Future research on willingness to participate should focus on programs aimed at identifying high risk of disease, since they may have great potential in improving population health but are also more demanding to people than the other two types. Additionally, research should be focused on the consequences this may have for recruitment in these programs.

Recruitment strategies should address to personal relevance, and to be tailored to the specific needs of subgroups of individuals. Those who are less likely to participate, such as individuals living in a deprived area, former non-participants and younger individuals, may need to be more actively recruited, in which contact with a health professional may be pivotal, especially when invited for the first time. For example, GPs and practice nurses may emphasize the importance of participation during regular encounters. In those who are more likely to engage in vaccination and/or screening, an invitation letter signed by the GP may be sufficient.
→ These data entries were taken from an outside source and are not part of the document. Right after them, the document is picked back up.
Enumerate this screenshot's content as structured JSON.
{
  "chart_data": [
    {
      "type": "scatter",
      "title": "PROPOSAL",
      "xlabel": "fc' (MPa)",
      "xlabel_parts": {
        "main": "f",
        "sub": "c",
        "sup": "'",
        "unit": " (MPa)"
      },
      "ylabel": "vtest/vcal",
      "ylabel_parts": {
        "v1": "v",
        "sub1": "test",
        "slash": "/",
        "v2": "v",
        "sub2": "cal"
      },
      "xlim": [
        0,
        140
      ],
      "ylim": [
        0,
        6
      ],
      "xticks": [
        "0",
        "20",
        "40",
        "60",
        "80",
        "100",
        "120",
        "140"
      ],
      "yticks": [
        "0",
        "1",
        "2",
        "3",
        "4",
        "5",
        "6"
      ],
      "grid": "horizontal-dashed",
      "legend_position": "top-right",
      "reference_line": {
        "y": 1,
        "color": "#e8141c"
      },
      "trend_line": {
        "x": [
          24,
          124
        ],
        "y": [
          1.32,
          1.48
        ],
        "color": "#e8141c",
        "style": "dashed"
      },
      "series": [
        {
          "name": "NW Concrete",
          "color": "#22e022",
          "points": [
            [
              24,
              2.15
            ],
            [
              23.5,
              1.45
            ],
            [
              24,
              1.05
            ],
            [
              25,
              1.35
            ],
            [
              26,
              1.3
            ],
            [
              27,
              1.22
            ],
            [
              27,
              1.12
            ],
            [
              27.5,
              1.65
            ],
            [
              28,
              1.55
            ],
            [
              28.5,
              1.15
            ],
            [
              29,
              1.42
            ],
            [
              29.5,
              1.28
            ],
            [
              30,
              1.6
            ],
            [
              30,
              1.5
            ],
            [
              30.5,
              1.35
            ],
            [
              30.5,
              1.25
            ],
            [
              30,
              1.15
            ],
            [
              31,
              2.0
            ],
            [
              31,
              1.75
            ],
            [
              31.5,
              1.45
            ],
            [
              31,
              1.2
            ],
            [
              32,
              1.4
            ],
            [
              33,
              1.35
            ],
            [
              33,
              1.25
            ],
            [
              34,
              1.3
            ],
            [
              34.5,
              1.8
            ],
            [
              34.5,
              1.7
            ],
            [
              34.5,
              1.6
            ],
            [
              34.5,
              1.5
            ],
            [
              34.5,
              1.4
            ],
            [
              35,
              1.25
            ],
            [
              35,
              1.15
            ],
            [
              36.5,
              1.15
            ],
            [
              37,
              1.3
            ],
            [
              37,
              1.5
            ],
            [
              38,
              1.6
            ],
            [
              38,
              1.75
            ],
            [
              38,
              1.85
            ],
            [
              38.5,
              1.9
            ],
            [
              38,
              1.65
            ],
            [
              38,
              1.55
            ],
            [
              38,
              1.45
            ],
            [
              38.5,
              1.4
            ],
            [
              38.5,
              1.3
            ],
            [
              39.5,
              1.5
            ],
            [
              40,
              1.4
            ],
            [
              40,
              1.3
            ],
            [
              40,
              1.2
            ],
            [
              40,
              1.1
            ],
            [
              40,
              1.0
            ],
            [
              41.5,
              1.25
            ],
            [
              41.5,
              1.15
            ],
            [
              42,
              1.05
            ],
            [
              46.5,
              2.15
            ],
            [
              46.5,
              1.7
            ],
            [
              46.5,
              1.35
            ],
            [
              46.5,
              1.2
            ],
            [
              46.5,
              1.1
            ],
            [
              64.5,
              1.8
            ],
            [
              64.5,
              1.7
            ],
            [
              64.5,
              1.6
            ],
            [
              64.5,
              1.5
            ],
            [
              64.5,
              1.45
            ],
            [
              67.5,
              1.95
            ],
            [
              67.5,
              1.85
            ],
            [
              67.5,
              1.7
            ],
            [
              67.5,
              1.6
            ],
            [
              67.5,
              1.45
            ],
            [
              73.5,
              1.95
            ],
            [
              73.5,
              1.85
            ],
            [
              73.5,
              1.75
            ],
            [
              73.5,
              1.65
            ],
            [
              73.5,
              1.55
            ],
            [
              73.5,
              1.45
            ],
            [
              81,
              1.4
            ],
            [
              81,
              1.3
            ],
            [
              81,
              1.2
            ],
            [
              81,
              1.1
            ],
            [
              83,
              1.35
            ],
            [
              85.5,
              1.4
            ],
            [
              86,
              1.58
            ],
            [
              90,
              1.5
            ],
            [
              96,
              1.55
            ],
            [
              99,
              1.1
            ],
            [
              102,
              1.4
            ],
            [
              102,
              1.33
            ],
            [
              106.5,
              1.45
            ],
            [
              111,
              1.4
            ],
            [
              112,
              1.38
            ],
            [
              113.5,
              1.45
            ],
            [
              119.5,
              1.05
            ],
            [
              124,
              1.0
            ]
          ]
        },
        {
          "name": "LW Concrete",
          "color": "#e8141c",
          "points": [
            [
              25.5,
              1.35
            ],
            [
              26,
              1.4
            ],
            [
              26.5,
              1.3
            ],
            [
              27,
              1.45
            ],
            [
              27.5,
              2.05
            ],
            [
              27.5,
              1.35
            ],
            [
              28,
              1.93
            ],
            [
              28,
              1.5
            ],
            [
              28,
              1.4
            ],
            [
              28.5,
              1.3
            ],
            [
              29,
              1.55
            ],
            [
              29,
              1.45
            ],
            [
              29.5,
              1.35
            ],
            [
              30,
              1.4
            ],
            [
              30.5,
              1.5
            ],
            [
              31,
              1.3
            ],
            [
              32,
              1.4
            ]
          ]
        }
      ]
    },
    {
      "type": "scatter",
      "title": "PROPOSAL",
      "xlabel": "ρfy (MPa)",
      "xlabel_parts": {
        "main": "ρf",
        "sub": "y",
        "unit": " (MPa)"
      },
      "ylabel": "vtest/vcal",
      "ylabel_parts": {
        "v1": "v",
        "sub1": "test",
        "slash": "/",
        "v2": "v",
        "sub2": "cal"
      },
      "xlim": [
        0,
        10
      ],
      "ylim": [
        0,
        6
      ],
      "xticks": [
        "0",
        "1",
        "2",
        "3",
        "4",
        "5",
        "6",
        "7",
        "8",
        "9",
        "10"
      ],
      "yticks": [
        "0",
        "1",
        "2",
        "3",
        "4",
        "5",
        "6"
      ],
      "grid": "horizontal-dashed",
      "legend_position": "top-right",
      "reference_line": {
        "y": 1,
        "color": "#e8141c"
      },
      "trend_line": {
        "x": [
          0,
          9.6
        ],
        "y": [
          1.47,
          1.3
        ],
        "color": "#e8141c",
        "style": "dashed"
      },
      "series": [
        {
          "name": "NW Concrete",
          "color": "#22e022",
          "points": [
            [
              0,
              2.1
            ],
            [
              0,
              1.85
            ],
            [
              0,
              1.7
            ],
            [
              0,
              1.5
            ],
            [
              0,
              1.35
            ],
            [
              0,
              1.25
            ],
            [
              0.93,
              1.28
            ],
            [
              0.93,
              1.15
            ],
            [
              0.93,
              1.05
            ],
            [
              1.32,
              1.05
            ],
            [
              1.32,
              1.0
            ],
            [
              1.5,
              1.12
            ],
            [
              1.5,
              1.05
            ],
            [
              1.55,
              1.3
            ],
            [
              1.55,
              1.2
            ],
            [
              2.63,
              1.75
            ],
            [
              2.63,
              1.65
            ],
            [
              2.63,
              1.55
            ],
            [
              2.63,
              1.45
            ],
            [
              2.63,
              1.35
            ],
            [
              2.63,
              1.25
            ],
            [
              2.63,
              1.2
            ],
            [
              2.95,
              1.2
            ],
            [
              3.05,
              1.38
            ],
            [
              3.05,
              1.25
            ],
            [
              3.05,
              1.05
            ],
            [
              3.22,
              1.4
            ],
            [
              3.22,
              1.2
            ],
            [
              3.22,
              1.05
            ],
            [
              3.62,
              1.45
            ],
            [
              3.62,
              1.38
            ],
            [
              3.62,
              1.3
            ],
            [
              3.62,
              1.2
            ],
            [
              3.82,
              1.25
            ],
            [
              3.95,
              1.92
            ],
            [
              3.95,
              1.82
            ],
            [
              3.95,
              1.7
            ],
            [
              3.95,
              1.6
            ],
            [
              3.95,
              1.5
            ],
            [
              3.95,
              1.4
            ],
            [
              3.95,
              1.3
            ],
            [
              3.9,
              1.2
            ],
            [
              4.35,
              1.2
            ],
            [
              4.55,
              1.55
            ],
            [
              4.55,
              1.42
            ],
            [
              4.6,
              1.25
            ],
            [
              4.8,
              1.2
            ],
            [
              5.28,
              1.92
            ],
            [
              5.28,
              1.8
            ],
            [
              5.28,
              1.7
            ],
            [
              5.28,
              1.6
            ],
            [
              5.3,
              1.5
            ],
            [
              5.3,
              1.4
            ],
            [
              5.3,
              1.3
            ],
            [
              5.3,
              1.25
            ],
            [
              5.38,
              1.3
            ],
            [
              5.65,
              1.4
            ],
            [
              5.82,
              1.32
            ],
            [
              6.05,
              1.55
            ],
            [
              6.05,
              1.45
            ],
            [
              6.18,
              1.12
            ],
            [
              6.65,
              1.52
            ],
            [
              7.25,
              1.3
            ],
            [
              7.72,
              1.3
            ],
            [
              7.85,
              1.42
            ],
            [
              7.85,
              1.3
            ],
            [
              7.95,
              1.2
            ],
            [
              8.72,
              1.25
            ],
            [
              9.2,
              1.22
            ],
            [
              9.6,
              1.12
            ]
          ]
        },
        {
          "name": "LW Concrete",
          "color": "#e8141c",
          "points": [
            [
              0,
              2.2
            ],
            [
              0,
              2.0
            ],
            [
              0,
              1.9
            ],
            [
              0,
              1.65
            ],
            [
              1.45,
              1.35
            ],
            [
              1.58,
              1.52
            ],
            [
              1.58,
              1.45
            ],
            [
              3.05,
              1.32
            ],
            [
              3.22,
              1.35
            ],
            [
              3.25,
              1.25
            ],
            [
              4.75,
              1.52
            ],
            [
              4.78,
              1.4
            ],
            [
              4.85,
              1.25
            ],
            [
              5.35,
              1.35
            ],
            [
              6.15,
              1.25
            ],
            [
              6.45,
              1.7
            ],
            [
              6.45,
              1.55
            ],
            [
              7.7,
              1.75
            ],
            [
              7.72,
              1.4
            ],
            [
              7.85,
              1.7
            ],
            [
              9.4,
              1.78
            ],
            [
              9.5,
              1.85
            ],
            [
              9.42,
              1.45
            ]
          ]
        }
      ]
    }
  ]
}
In conclusion, in this review we did not find clear evidence of program type influencing non-participation in population-based disease prevention programs. In general, conflicting results regarding factors related to non-participation were shown, yet we did find three groups that might be less likely to participate, namely younger individuals, those living in a deprived area and former non-participants. Furthermore, higher participation levels were reached in studies with more active recruitment strategies. Therefore, there is still much to be gained by tailoring strategies to improve participation in those who are less likely to do so.